Interest – Imputation of Interest

In April 2015, the FASB issued ASU 2015-03, Interest – Imputation of Interest, which simplifies the presentation of debt issuance costs.  The amendments require debt issuance costs be presented on the balance sheet as a direct deduction from the carrying amount of the debt liability, consistent with debt discounts or premiums. The recognition and measurement guidance for debt issuance costs is not affected.  The Company adopted this standard in Q1 2016 and December 31, 2015 balances have been retrospectively restated. This change resulted in $62 million of debt issuance costs, as at December 31, 2015, previously presented as “Other long-term assets”, being reclassified as a deduction from the carrying amount of the related long-term debt and “Convertible debentures” on its Consolidated Balance Sheets.

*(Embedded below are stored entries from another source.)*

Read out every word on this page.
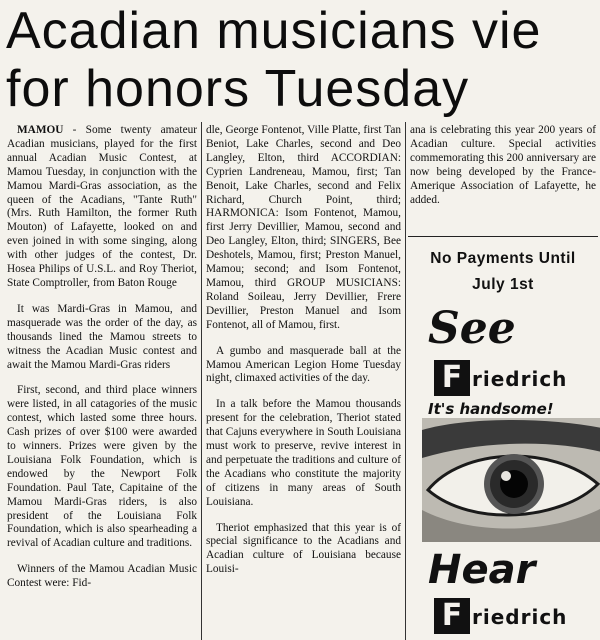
Acadian musicians vie
for honors Tuesday

MAMOU - Some twenty amateur Acadian musicians, played for the first annual Acadian Music Contest, at Mamou Tuesday, in conjunction with the Mamou Mardi-Gras association, as the queen of the Acadians, "Tante Ruth" (Mrs. Ruth Hamilton, the former Ruth Mouton) of Lafayette, looked on and even joined in with some singing, along with other judges of the contest, Dr. Hosea Philips of U.S.L. and Roy Theriot, State Comptroller, from Baton Rouge

It was Mardi-Gras in Mamou, and masquerade was the order of the day, as thousands lined the Mamou streets to witness the Acadian Music contest and await the Mamou Mardi-Gras riders

First, second, and third place winners were listed, in all catagories of the music contest, which lasted some three hours. Cash prizes of over $100 were awarded to winners. Prizes were given by the Louisiana Folk Foundation, which is endowed by the Newport Folk Foundation. Paul Tate, Capitaine of the Mamou Mardi-Gras riders, is also president of the Louisiana Folk Foundation, which is also spearheading a revival of Acadian culture and traditions.

Winners of the Mamou Acadian Music Contest were: Fid-

dle, George Fontenot, Ville Platte, first Tan Beniot, Lake Charles, second and Deo Langley, Elton, third ACCORDIAN: Cyprien Landreneau, Mamou, first; Tan Benoit, Lake Charles, second and Felix Richard, Church Point, third; HARMONICA: Isom Fontenot, Mamou, first Jerry Devillier, Mamou, second and Deo Langley, Elton, third; SINGERS, Bee Deshotels, Mamou, first; Preston Manuel, Mamou; second; and Isom Fontenot, Mamou, third GROUP MUSICIANS: Roland Soileau, Jerry Devillier, Frere Devillier, Preston Manuel and Isom Fontenot, all of Mamou, first.

A gumbo and masquerade ball at the Mamou American Legion Home Tuesday night, climaxed activities of the day.

In a talk before the Mamou thousands present for the celebration, Theriot stated that Cajuns everywhere in South Louisiana must work to preserve, revive interest in and perpetuate the traditions and culture of the Acadians who constitute the majority of citizens in many areas of South Louisiana.

Theriot emphasized that this year is of special significance to the Acadians and Acadian culture of Louisiana because Louisi-

ana is celebrating this year 200 years of Acadian culture. Special activities commemorating this 200 anniversary are now being developed by the France-Amerique Association of Lafayette, he added.

No Payments Until
July 1st
See
F riedrich
It's handsome!
Hear
F riedrich
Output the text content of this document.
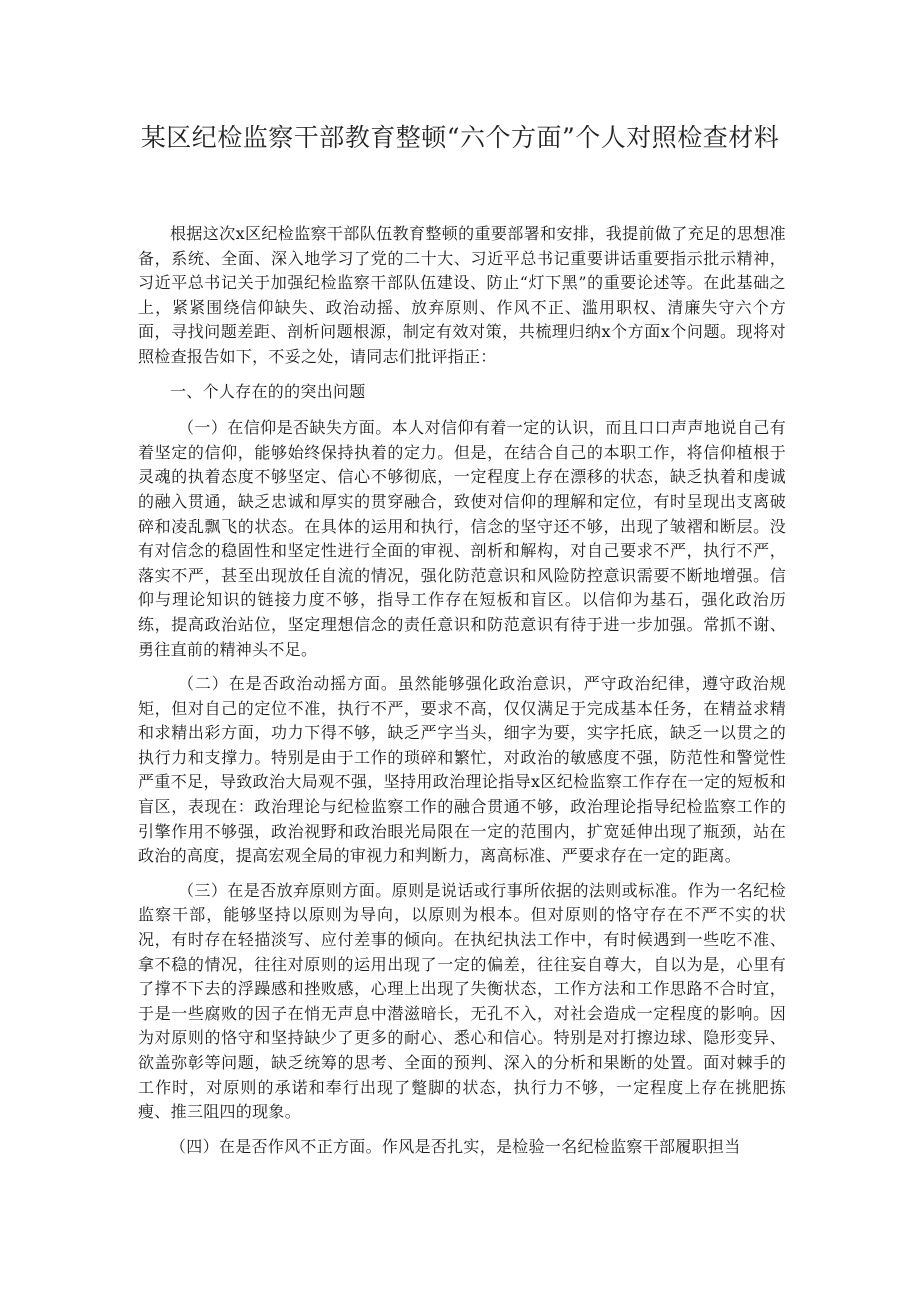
某区纪检监察干部教育整顿“六个方面”个人对照检查材料

根据这次x区纪检监察干部队伍教育整顿的重要部署和安排，我提前做了充足的思想准备，系统、全面、深入地学习了党的二十大、习近平总书记重要讲话重要指示批示精神，习近平总书记关于加强纪检监察干部队伍建设、防止“灯下黑”的重要论述等。在此基础之上，紧紧围绕信仰缺失、政治动摇、放弃原则、作风不正、滥用职权、清廉失守六个方面，寻找问题差距、剖析问题根源，制定有效对策，共梳理归纳x个方面x个问题。现将对照检查报告如下，不妥之处，请同志们批评指正：

一、个人存在的的突出问题

（一）在信仰是否缺失方面。本人对信仰有着一定的认识，而且口口声声地说自己有着坚定的信仰，能够始终保持执着的定力。但是，在结合自己的本职工作，将信仰植根于灵魂的执着态度不够坚定、信心不够彻底，一定程度上存在漂移的状态，缺乏执着和虔诚的融入贯通，缺乏忠诚和厚实的贯穿融合，致使对信仰的理解和定位，有时呈现出支离破碎和凌乱飘飞的状态。在具体的运用和执行，信念的坚守还不够，出现了皱褶和断层。没有对信念的稳固性和坚定性进行全面的审视、剖析和解构，对自己要求不严，执行不严，落实不严，甚至出现放任自流的情况，强化防范意识和风险防控意识需要不断地增强。信仰与理论知识的链接力度不够，指导工作存在短板和盲区。以信仰为基石，强化政治历练，提高政治站位，坚定理想信念的责任意识和防范意识有待于进一步加强。常抓不谢、勇往直前的精神头不足。

（二）在是否政治动摇方面。虽然能够强化政治意识，严守政治纪律，遵守政治规矩，但对自己的定位不准，执行不严，要求不高，仅仅满足于完成基本任务，在精益求精和求精出彩方面，功力下得不够，缺乏严字当头，细字为要，实字托底，缺乏一以贯之的执行力和支撑力。特别是由于工作的琐碎和繁忙，对政治的敏感度不强，防范性和警觉性严重不足，导致政治大局观不强，坚持用政治理论指导x区纪检监察工作存在一定的短板和盲区，表现在：政治理论与纪检监察工作的融合贯通不够，政治理论指导纪检监察工作的引擎作用不够强，政治视野和政治眼光局限在一定的范围内，扩宽延伸出现了瓶颈，站在政治的高度，提高宏观全局的审视力和判断力，离高标准、严要求存在一定的距离。

（三）在是否放弃原则方面。原则是说话或行事所依据的法则或标准。作为一名纪检监察干部，能够坚持以原则为导向，以原则为根本。但对原则的恪守存在不严不实的状况，有时存在轻描淡写、应付差事的倾向。在执纪执法工作中，有时候遇到一些吃不准、拿不稳的情况，往往对原则的运用出现了一定的偏差，往往妄自尊大，自以为是，心里有了撑不下去的浮躁感和挫败感，心理上出现了失衡状态，工作方法和工作思路不合时宜，于是一些腐败的因子在悄无声息中潜滋暗长，无孔不入，对社会造成一定程度的影响。因为对原则的恪守和坚持缺少了更多的耐心、悉心和信心。特别是对打擦边球、隐形变异、欲盖弥彰等问题，缺乏统筹的思考、全面的预判、深入的分析和果断的处置。面对棘手的工作时，对原则的承诺和奉行出现了蹩脚的状态，执行力不够，一定程度上存在挑肥拣瘦、推三阻四的现象。

（四）在是否作风不正方面。作风是否扎实，是检验一名纪检监察干部履职担当
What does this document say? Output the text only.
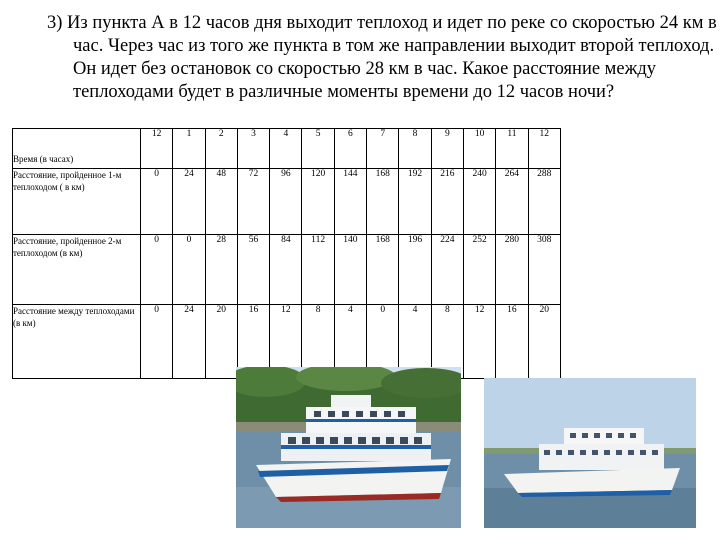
3) Из пункта А в 12 часов дня выходит теплоход и идет по реке со скоростью 24 км в час. Через час из того же пункта в том же направлении выходит второй теплоход. Он идет без остановок со скоростью 28 км в час. Какое расстояние между теплоходами будет в различные моменты времени до 12 часов ночи?

Время (в часах)	12	1	2	3	4	5	6	7	8	9	10	11	12
Расстояние, пройденное 1-м теплоходом ( в км)	0	24	48	72	96	120	144	168	192	216	240	264	288
Расстояние, пройденное 2-м теплоходом (в км)	0	0	28	56	84	112	140	168	196	224	252	280	308
Расстояние между теплоходами (в км)	0	24	20	16	12	8	4	0	4	8	12	16	20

In accordance with ASU 2015-15 Interest: Imputation of Interest, the Company continues to present debt issuance costs related to its revolving credit facilities and related instruments in “Other long-term assets” on its Consolidated Balance Sheets.

Compensation – Retirement Benefits

In April 2015, the FASB issued ASU 2015-04, Compensation – Retirement Benefits, which is part of FASB’s initiative to reduce complexity in accounting standards.  This standard provides certain practical expedients for defined benefit pension or other post-retirement benefit plan measurement dates.

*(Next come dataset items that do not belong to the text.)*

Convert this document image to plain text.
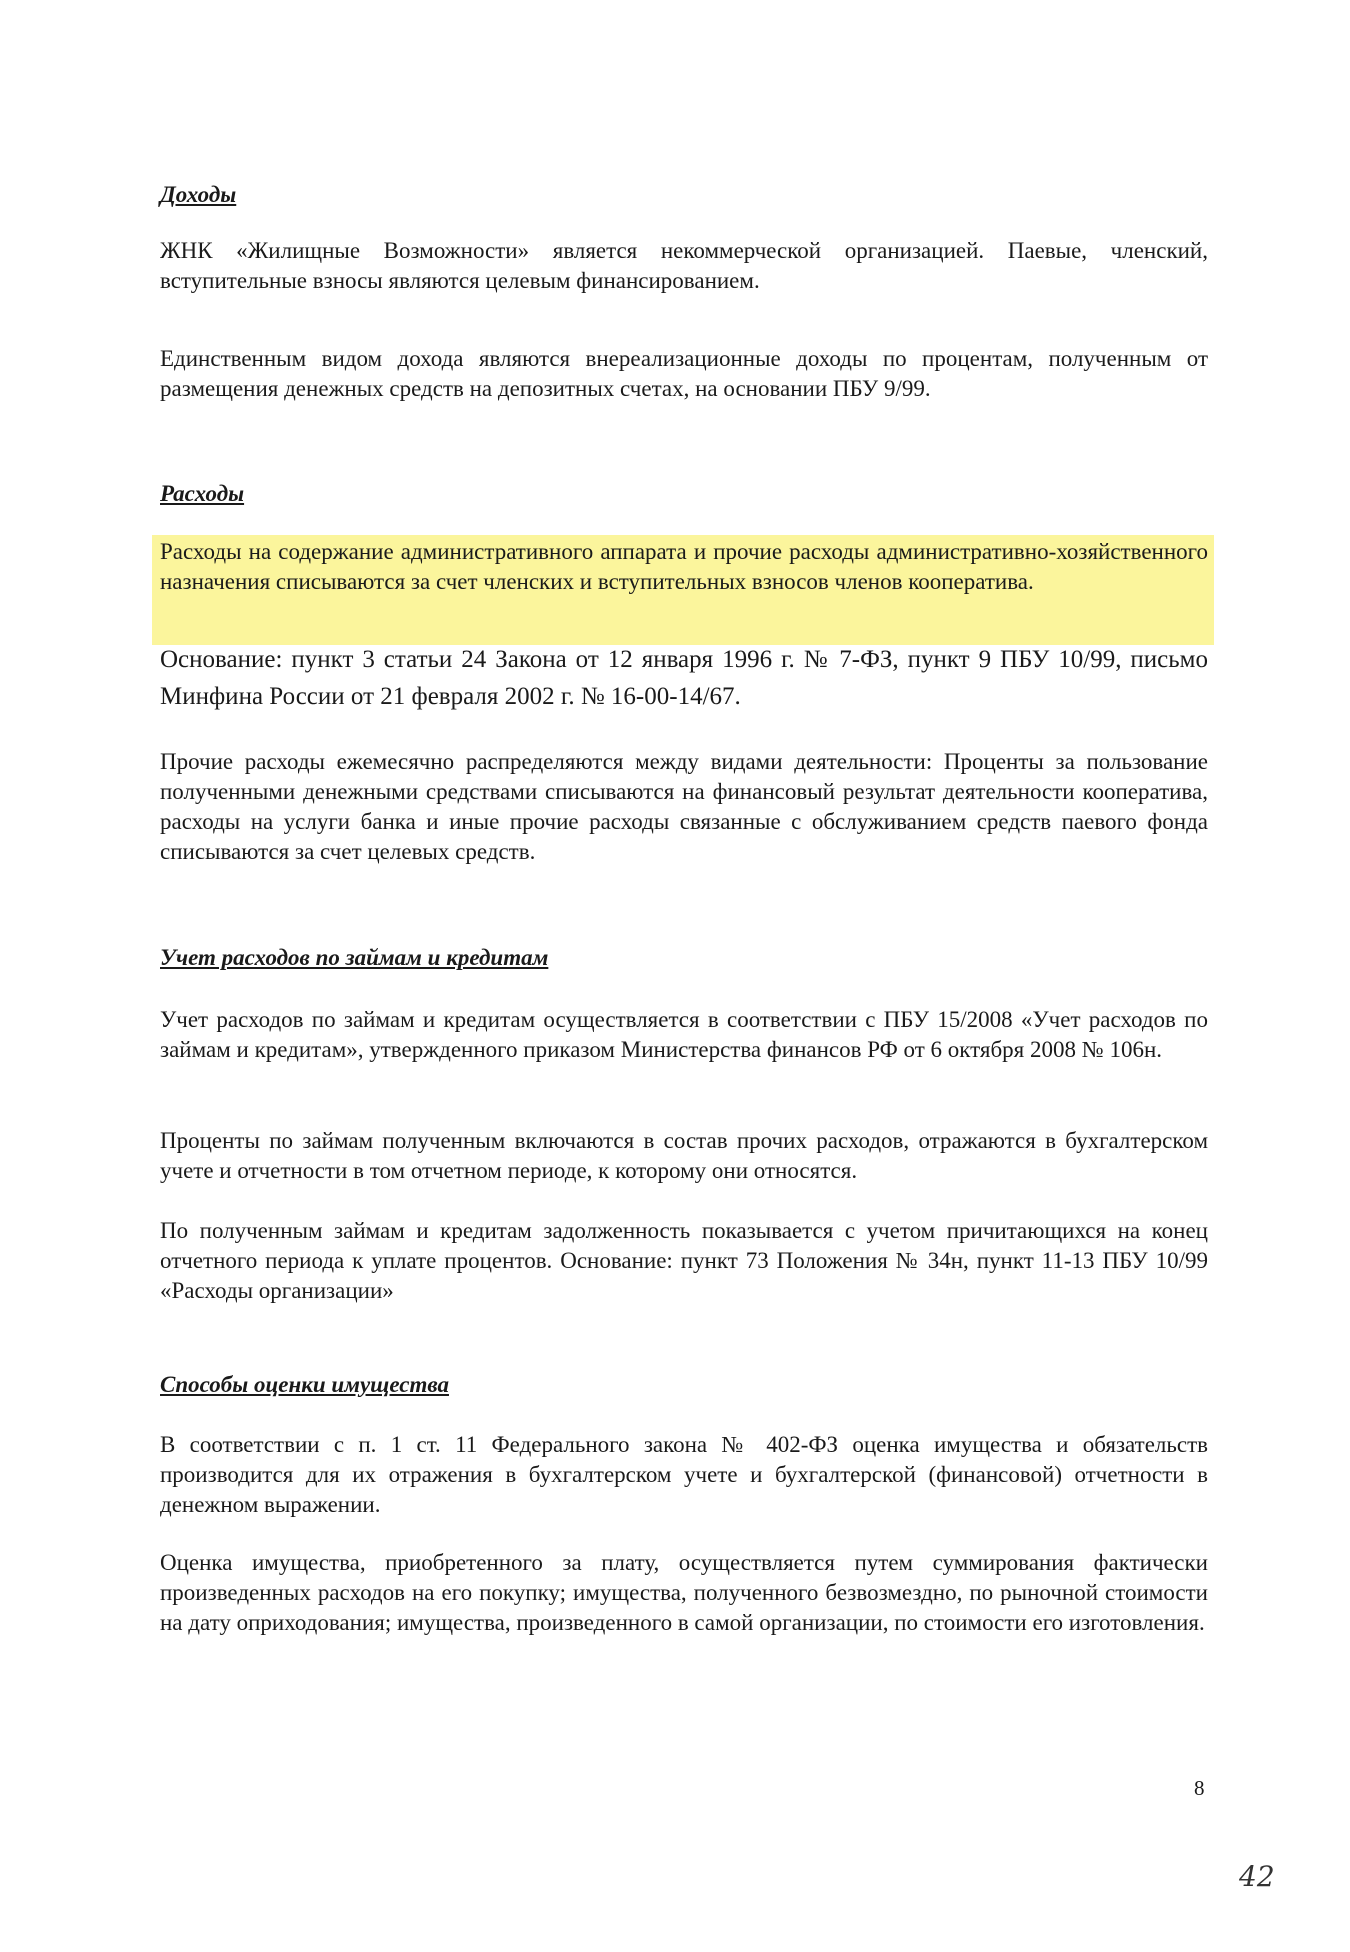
Доходы
ЖНК «Жилищные Возможности» является некоммерческой организацией. Паевые, членский, вступительные взносы являются целевым финансированием.
Единственным видом дохода являются внереализационные доходы по процентам, полученным от размещения денежных средств на депозитных счетах, на основании ПБУ 9/99.
Расходы
Расходы на содержание административного аппарата и прочие расходы административно-хозяйственного назначения списываются за счет членских и вступительных взносов членов кооператива.
Основание: пункт 3 статьи 24 Закона от 12 января 1996 г. № 7-ФЗ, пункт 9 ПБУ 10/99, письмо Минфина России от 21 февраля 2002 г. № 16-00-14/67.
Прочие расходы ежемесячно распределяются между видами деятельности: Проценты за пользование полученными денежными средствами списываются на финансовый результат деятельности кооператива, расходы на услуги банка и иные прочие расходы связанные с обслуживанием средств паевого фонда списываются за счет целевых средств.
Учет расходов по займам и кредитам
Учет расходов по займам и кредитам осуществляется в соответствии с ПБУ 15/2008 «Учет расходов по займам и кредитам», утвержденного приказом Министерства финансов РФ от 6 октября 2008 № 106н.
Проценты по займам полученным включаются в состав прочих расходов, отражаются в бухгалтерском учете и отчетности в том отчетном периоде, к которому они относятся.
По полученным займам и кредитам задолженность показывается с учетом причитающихся на конец отчетного периода к уплате процентов. Основание: пункт 73 Положения № 34н, пункт 11-13 ПБУ 10/99 «Расходы организации»
Способы оценки имущества
В соответствии с п. 1 ст. 11 Федерального закона № 402-ФЗ оценка имущества и обязательств производится для их отражения в бухгалтерском учете и бухгалтерской (финансовой) отчетности в денежном выражении.
Оценка имущества, приобретенного за плату, осуществляется путем суммирования фактически произведенных расходов на его покупку; имущества, полученного безвозмездно, по рыночной стоимости на дату оприходования; имущества, произведенного в самой организации, по стоимости его изготовления.
8
42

Intangibles Goodwill and Other Internal-Use Software

In April 2015, the FASB issued ASU 2015-05, Intangibles Goodwill and Other Internal-Use Software, which provides guidance to customers about whether a cloud computing arrangement includes a software license.  If a cloud computing arrangement includes a software license, the customer would account for the software license element of the arrangement consistent with the acquisition of other software licenses.  If a cloud computing arrangement does not include a software license, the customer would account for the arrangement as a service contract.  The guidance does not change USGAAP for a customer’s accounting for service contracts.

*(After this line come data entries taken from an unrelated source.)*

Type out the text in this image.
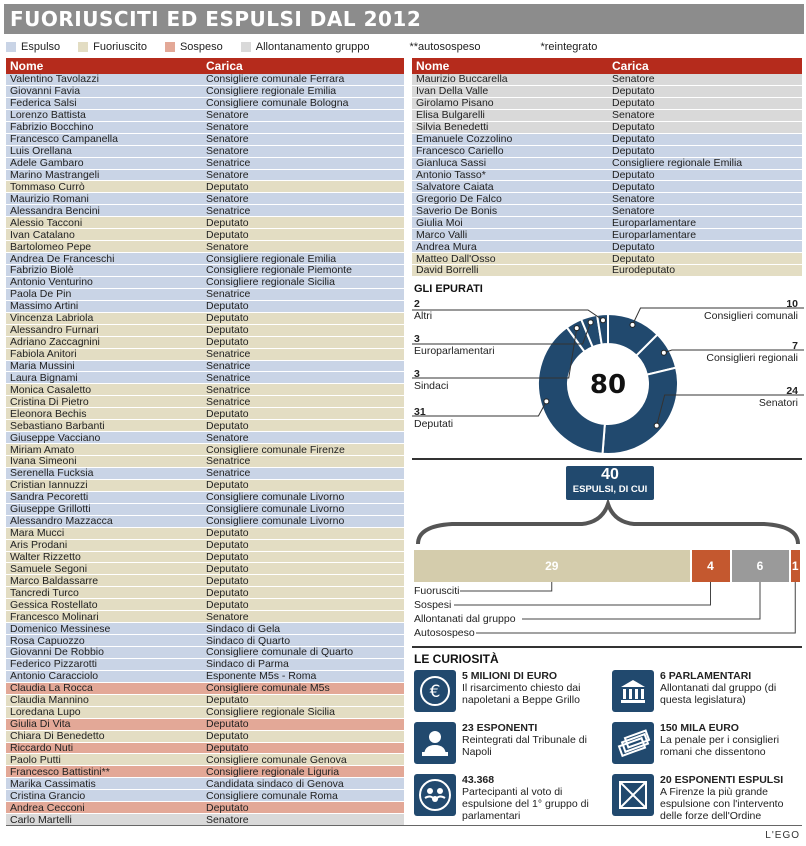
FUORIUSCITI ED ESPULSI DAL 2012
Espulso	Fuoriuscito	Sospeso	Allontanamento gruppo	**autosospeso	*reintegrato
Nome	Carica
Valentino Tavolazzi	Consigliere comunale Ferrara
Giovanni Favia	Consigliere regionale Emilia
Federica Salsi	Consigliere comunale Bologna
Lorenzo Battista	Senatore
Fabrizio Bocchino	Senatore
Francesco Campanella	Senatore
Luis Orellana	Senatore
Adele Gambaro	Senatrice
Marino Mastrangeli	Senatore
Tommaso Currò	Deputato
Maurizio Romani	Senatore
Alessandra Bencini	Senatrice
Alessio Tacconi	Deputato
Ivan Catalano	Deputato
Bartolomeo Pepe	Senatore
Andrea De Franceschi	Consigliere regionale Emilia
Fabrizio Biolè	Consigliere regionale Piemonte
Antonio Venturino	Consigliere regionale Sicilia
Paola De Pin	Senatrice
Massimo Artini	Deputato
Vincenza Labriola	Deputato
Alessandro Furnari	Deputato
Adriano Zaccagnini	Deputato
Fabiola Anitori	Senatrice
Maria Mussini	Senatrice
Laura Bignami	Senatrice
Monica Casaletto	Senatrice
Cristina Di Pietro	Senatrice
Eleonora Bechis	Deputato
Sebastiano Barbanti	Deputato
Giuseppe Vacciano	Senatore
Miriam Amato	Consigliere comunale Firenze
Ivana Simeoni	Senatrice
Serenella Fucksia	Senatrice
Cristian Iannuzzi	Deputato
Sandra Pecoretti	Consigliere comunale Livorno
Giuseppe Grillotti	Consigliere comunale Livorno
Alessandro Mazzacca	Consigliere comunale Livorno
Mara Mucci	Deputato
Aris Prodani	Deputato
Walter Rizzetto	Deputato
Samuele Segoni	Deputato
Marco Baldassarre	Deputato
Tancredi Turco	Deputato
Gessica Rostellato	Deputato
Francesco Molinari	Senatore
Domenico Messinese	Sindaco di Gela
Rosa Capuozzo	Sindaco di Quarto
Giovanni De Robbio	Consigliere comunale di Quarto
Federico Pizzarotti	Sindaco di Parma
Antonio Caracciolo	Esponente M5s - Roma
Claudia La Rocca	Consigliere comunale M5s
Claudia Mannino	Deputato
Loredana Lupo	Consigliere regionale Sicilia
Giulia Di Vita	Deputato
Chiara Di Benedetto	Deputato
Riccardo Nuti	Deputato
Paolo Putti	Consigliere comunale Genova
Francesco Battistini**	Consigliere regionale Liguria
Marika Cassimatis	Candidata sindaco di Genova
Cristina Grancio	Consigliere comunale Roma
Andrea Cecconi	Deputato
Carlo Martelli	Senatore
Nome	Carica
Maurizio Buccarella	Senatore
Ivan Della Valle	Deputato
Girolamo Pisano	Deputato
Elisa Bulgarelli	Senatore
Silvia Benedetti	Deputato
Emanuele Cozzolino	Deputato
Francesco Cariello	Deputato
Gianluca Sassi	Consigliere regionale Emilia
Antonio Tasso*	Deputato
Salvatore Caiata	Deputato
Gregorio De Falco	Senatore
Saverio De Bonis	Senatore
Giulia Moi	Europarlamentare
Marco Valli	Europarlamentare
Andrea Mura	Deputato
Matteo Dall'Osso	Deputato
David Borrelli	Eurodeputato
GLI EPURATI
80
2
Altri
3
Europarlamentari
3
Sindaci
31
Deputati
10
Consiglieri comunali
7
Consiglieri regionali
24
Senatori
40
ESPULSI, DI CUI
29	4	6 1
Fuorusciti
Sospesi
Allontanati dal gruppo
Autosospeso
LE CURIOSITÀ
€
5 MILIONI DI EURO
Il risarcimento chiesto dai napoletani a Beppe Grillo
6 PARLAMENTARI
Allontanati dal gruppo (di questa legislatura)
23 ESPONENTI
Reintegrati dal Tribunale di Napoli
150 MILA EURO
La penale per i consiglieri romani che dissentono
43.368
Partecipanti al voto di espulsione del 1° gruppo di parlamentari
20 ESPONENTI ESPULSI
A Firenze la più grande espulsione con l'intervento delle forze dell'Ordine
L'EGO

Inventory – Simplifying the Measurement of Inventory

In July 2015, the FASB issued ASU 2015-11, InventorySimplifying the Measurement of Inventory.  The amendments require an entity to measure inventory at the lower of cost or net realizable value, whereas previously, inventory was measured at the lower of cost or market. The Company early adopted in 2016, as permitted. 

Derivatives and Hedging – Effect of Derivative Contract Novations on Existing Hedge Accounting Relationships

In March 2016, the FASB issued ASU 2016-05, Derivatives and Hedging Effect of Derivative Contract Novations on Existing Hedge Accounting Relationships. The standard clarifies that a change in the counterparty to a derivative contract, in and of itself, does not require the de-designation of a hedging relationship provided that all other hedge accounting criteria continue to be met. The Company early adopted in 2016, as permitted.

Investments – Equity Method and Joint Ventures

In March 2016, the FASB issued ASU 2016-07, Investments – Equity Method and Joint Ventures, which is part of FASB’s initiative to reduce complexity in accounting standards. This standard eliminates the requirements of an investor to retroactively account for an investment under the equity method when an investment qualifies for equity method accounting. The Company early adopted in 2016, as permitted. 

Compensation – Stock Compensation

In March 2016, the FASB issued ASU 2016-09, Compensation – Stock Compensation to simplify several aspects of the accounting for share-based payment transactions, including the income tax consequences, accounting for forfeitures, classification of awards as either equity or liabilities and presentation on the statement of cash flows. The Company early adopted in 2016, as permitted.